Kiernan fell silent, his gaze moving down and to the side as he thought.

Siobhan stood. She had learned all she needed, and it was time to go before she made a mistake or the tides of irony brought on some horrible, unexpected danger. No matter what Kiernan offered her, it didn’t actually matter until she could unlock the book, and the more pressure he felt to gain her agreement, the better offer he was likely to make.

She moved to walk away, but behind her, Kiernan called, “Wait!”

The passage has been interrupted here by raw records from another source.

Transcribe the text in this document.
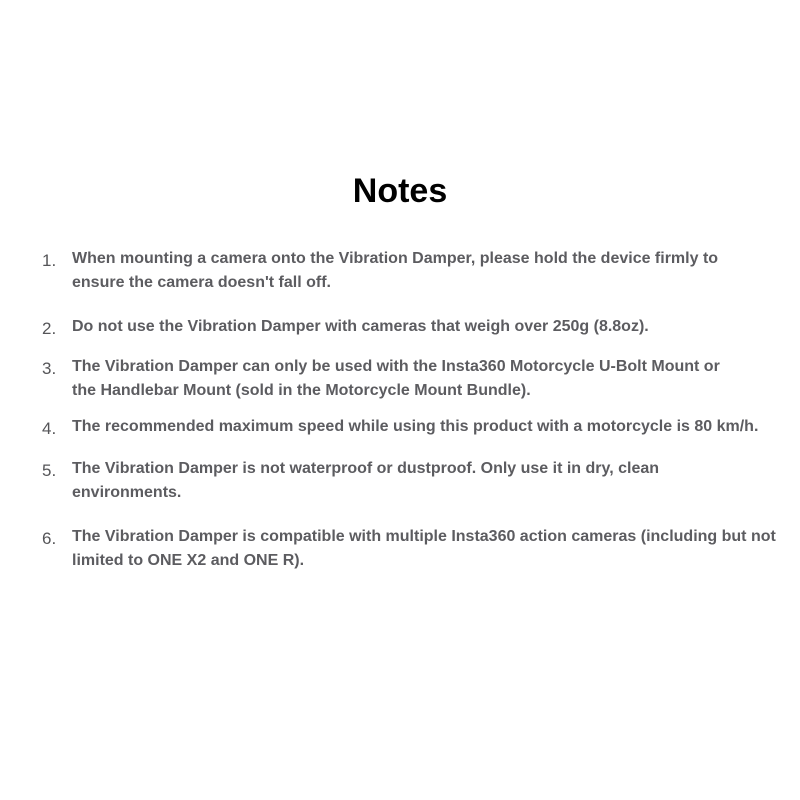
Notes
1. When mounting a camera onto the Vibration Damper, please hold the device firmly to ensure the camera doesn't fall off.
2. Do not use the Vibration Damper with cameras that weigh over 250g (8.8oz).
3. The Vibration Damper can only be used with the Insta360 Motorcycle U-Bolt Mount or the Handlebar Mount (sold in the Motorcycle Mount Bundle).
4. The recommended maximum speed while using this product with a motorcycle is 80 km/h.
5. The Vibration Damper is not waterproof or dustproof. Only use it in dry, clean environments.
6. The Vibration Damper is compatible with multiple Insta360 action cameras (including but not limited to ONE X2 and ONE R).
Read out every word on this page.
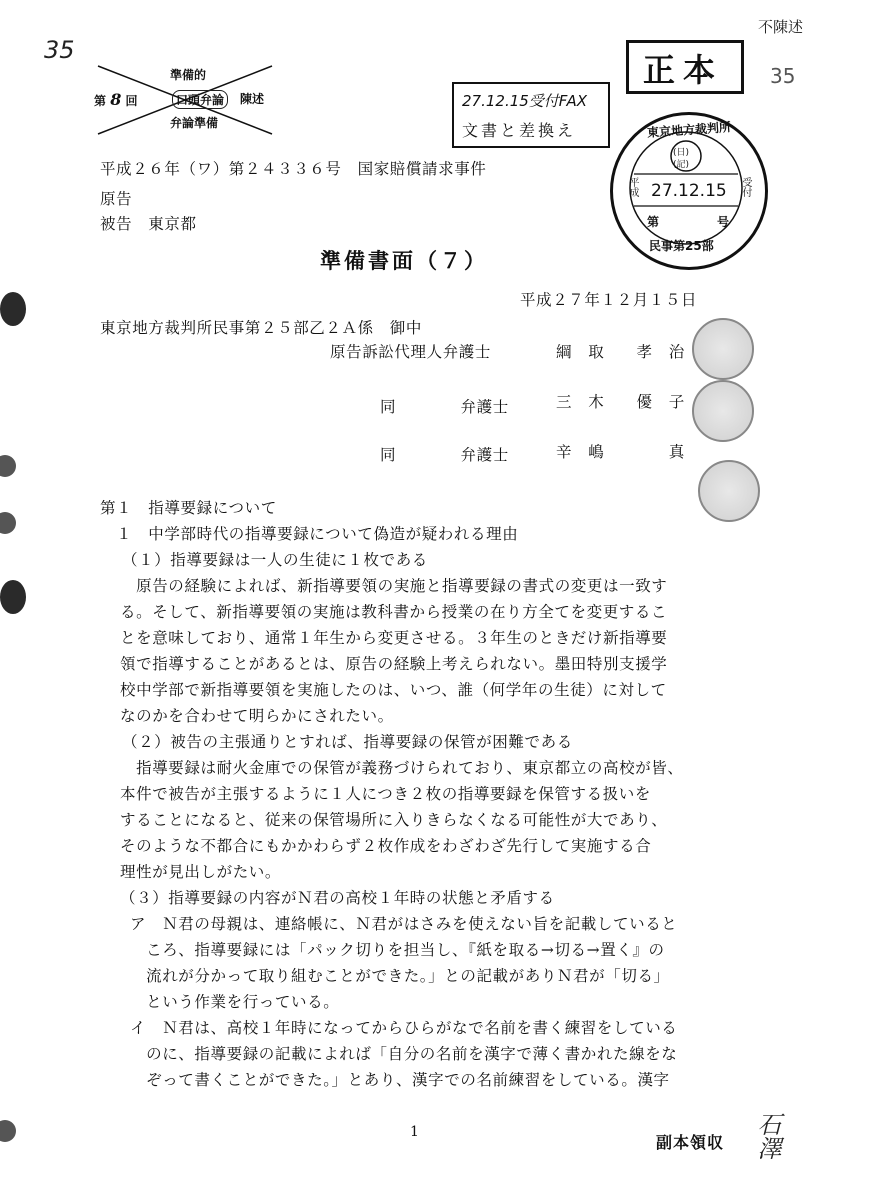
35
不陳述
35
石澤
第 8 回
準備的
口頭弁論
弁論準備
陳述	27.12.15受付FAX
文書と差換え
正本
東京地方裁判所
(日)
(記)
平成	受付
27.12.15
第	号
民事第25部
平成２６年（ワ）第２４３３６号　国家賠償請求事件
原告
被告　東京都
準備書面（７）
平成２７年１２月１５日
東京地方裁判所民事第２５部乙２Ａ係　御中
原告訴訟代理人弁護士	綱　取　　孝　治
同　　　　弁護士	三　木　　優　子
同　　　　弁護士	辛　嶋　　　　真
第１　指導要録について
　１　中学部時代の指導要録について偽造が疑われる理由
（１）指導要録は一人の生徒に１枚である
　原告の経験によれば、新指導要領の実施と指導要録の書式の変更は一致す
る。そして、新指導要領の実施は教科書から授業の在り方全てを変更するこ
とを意味しており、通常１年生から変更させる。３年生のときだけ新指導要
領で指導することがあるとは、原告の経験上考えられない。墨田特別支援学
校中学部で新指導要領を実施したのは、いつ、誰（何学年の生徒）に対して
なのかを合わせて明らかにされたい。
（２）被告の主張通りとすれば、指導要録の保管が困難である
　指導要録は耐火金庫での保管が義務づけられており、東京都立の高校が皆、
本件で被告が主張するように１人につき２枚の指導要録を保管する扱いを
することになると、従来の保管場所に入りきらなくなる可能性が大であり、
そのような不都合にもかかわらず２枚作成をわざわざ先行して実施する合
理性が見出しがたい。
（３）指導要録の内容がＮ君の高校１年時の状態と矛盾する
ア　Ｎ君の母親は、連絡帳に、Ｎ君がはさみを使えない旨を記載していると
　ころ、指導要録には「パック切りを担当し、『紙を取る→切る→置く』の
　流れが分かって取り組むことができた。」との記載がありＮ君が「切る」
　という作業を行っている。
イ　Ｎ君は、高校１年時になってからひらがなで名前を書く練習をしている
　のに、指導要録の記載によれば「自分の名前を漢字で薄く書かれた線をな
　ぞって書くことができた。」とあり、漢字での名前練習をしている。漢字
1
副本領収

She turned, glad that he had stopped her, because she remembered something important. “Tanya Canelo,” she said.

Kiernan frowned. “Yes?”

“She has asked for my protection, and done a favor in advance to pay for it. If you cause her harm, you will pay in kind. She is not yours anymore. You may continue to employ her, if you wish, as long as you remember that she is mine.” There. Hopefully it would act as some portion of protection for the other woman against being sent out on further suicide missions. ‘No matter what he says, it seems Kiernan and the High Crown are not so different in that way. He is a hypocrite.

Stating an affiliation to Tanya might make it harder to use her for covert activity, but Tanya’s life had to be worth more than Siobhan’s convenience.

As Siobhan reached the edge of the tree line, she activated the dowsing artifact and allowed herself to disappear into the shadows between their towering trunks.